For those masochists who want to engage with the hard numbers instead of this super-whizzy graphical interface then there’s a staggering array of bar charts, pie graphs, numeric breakdowns and the like to keep you happy. You can even delve into the murky world of political focus groups and voting intentions if you want, although most of us can make do with the vague voting intention percentage you get each turn.
Even with the benefits of such a well designed overlay, this remains a colossal exercise in number crunching and could quite easily have been an awful, boring snoozefest. Thankfully, it isn’t.
It must be understood that, like the SimCity games of yore, this isn’t really a game with a goal. You can aim to bring peace and happiness to your population and get voted in over and over again. But it’s not actually that difficult: build the basis of a strong economy without putting too many noises out of joint and your approval ratings will quickly go through the roof. But happiness is overrated. The appeal of popularity quickly wears thin.
Rather, the draw of the experience is simply to experiment, and this is where the game reveals its depth.

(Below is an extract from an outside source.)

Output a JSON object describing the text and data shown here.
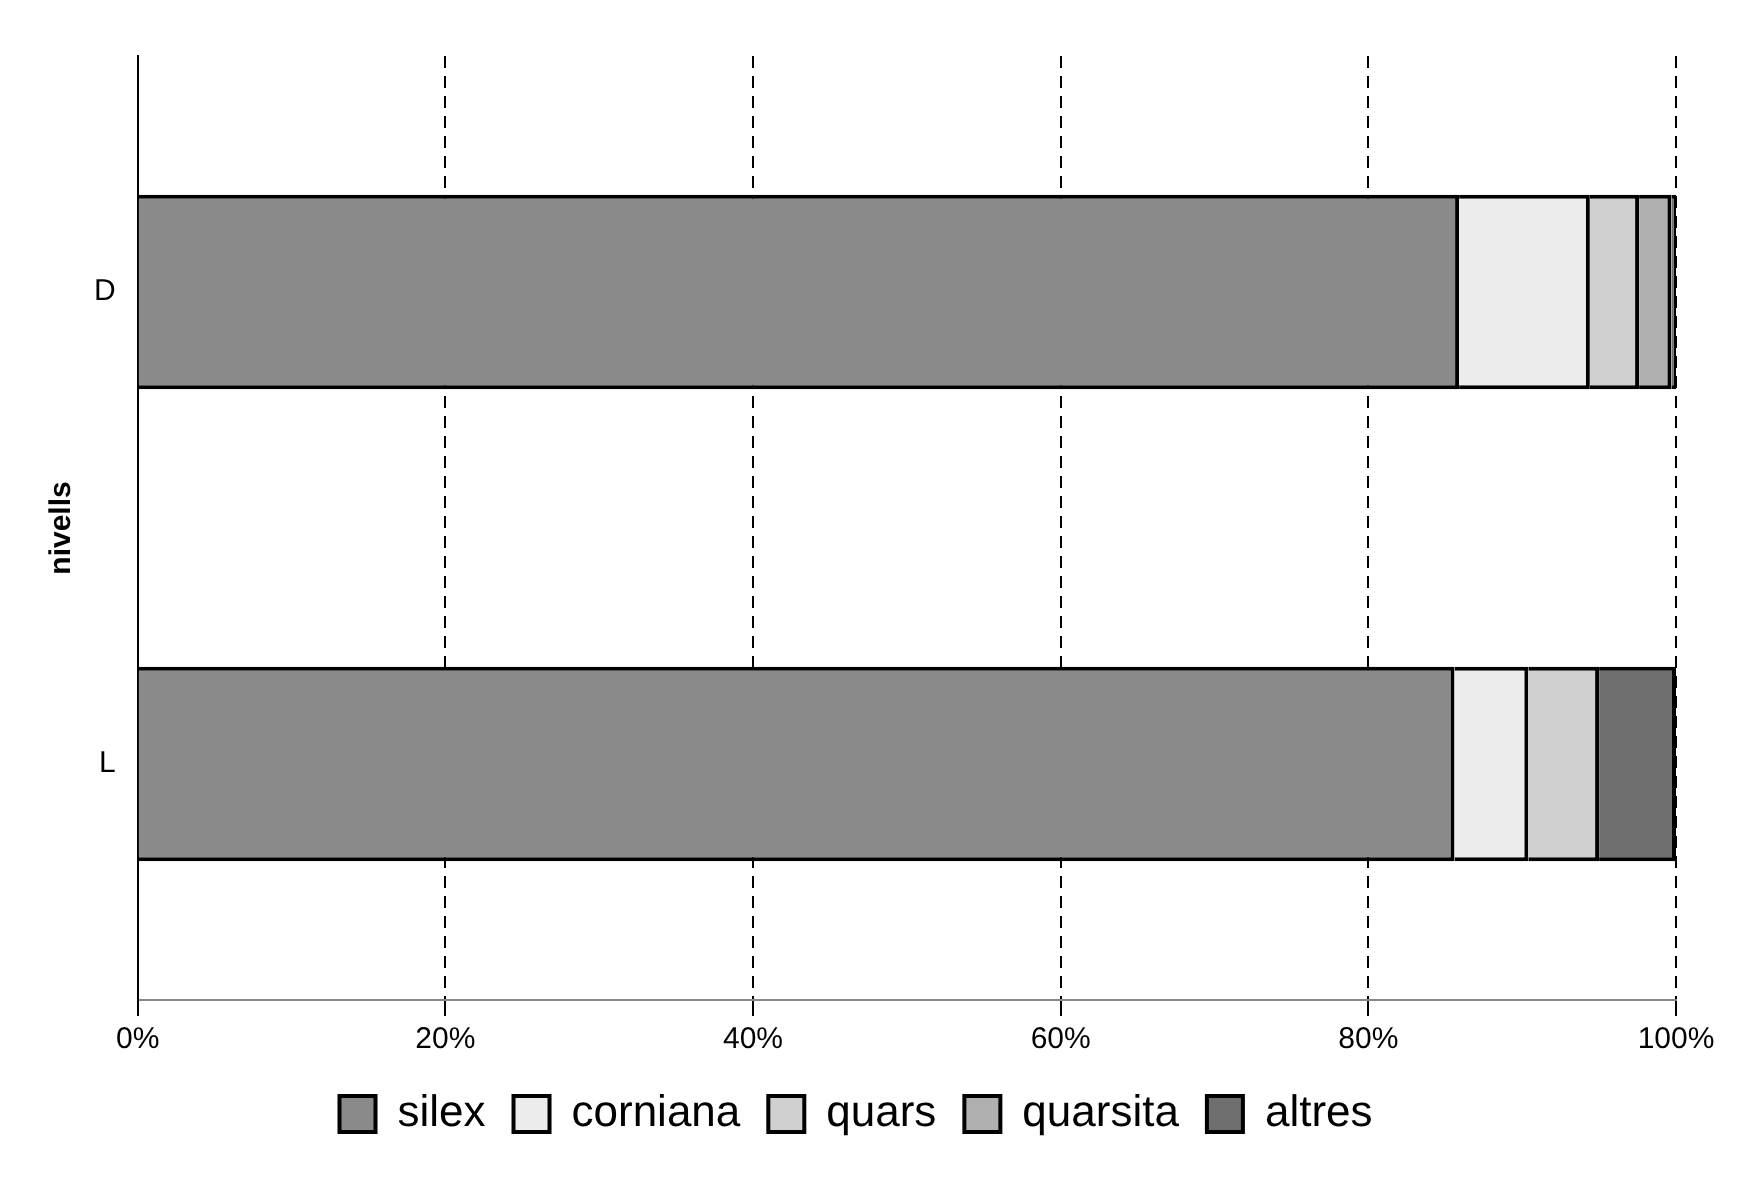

Whatever your political sympathies, Democracy 3 quickly demonstrates how high-flying ideology is rapidly pinned to the earth by the tedious tethers of reality. Raise excessive taxes on the rich and your economy will become hugely noncompetitive, leaving you with a soaring deficit and vicious interest repayments. Slash welfare to the bone and you’ll find crime and civil unrest running rampant, with similarly disastrous economic results.
The fun in the game, for me, was working it as close to the bone as possible, tinkering with the engines of government to deliberately create oddball or extreme mix of policies to see what situations develop in the country and still try and keep things on the rails enough to keep you in office. The game conspired with me in my efforts to create democratically acceptable socialist paradise by throwing curveballs in the shape of various random events like terrorist attacks to deal with. When my policies forced disgruntled capitalists into trying to bomb me out of Downing Street, I knew I was pursuing the right policies.
You see, one of the most striking, and true to life things about the game is that there are things voters care about more than the cost of living. You can succeed in improving life by almost every conceivable statistic and still get voted out because you ignored voters’ ingrained moral and political beliefs. So long as you keep various core demographics happy enough to keep voting for you, you can run things close to the edge and still return a majority at election time.
Democracy 3 might not be a particularly accurate simulation of a modern nation state but it is a fascinating experiment in sandbox gaming, an open world for you to explore shorn of its geography and culture and reduced almost entirely to numbers, yet enthralling for all that.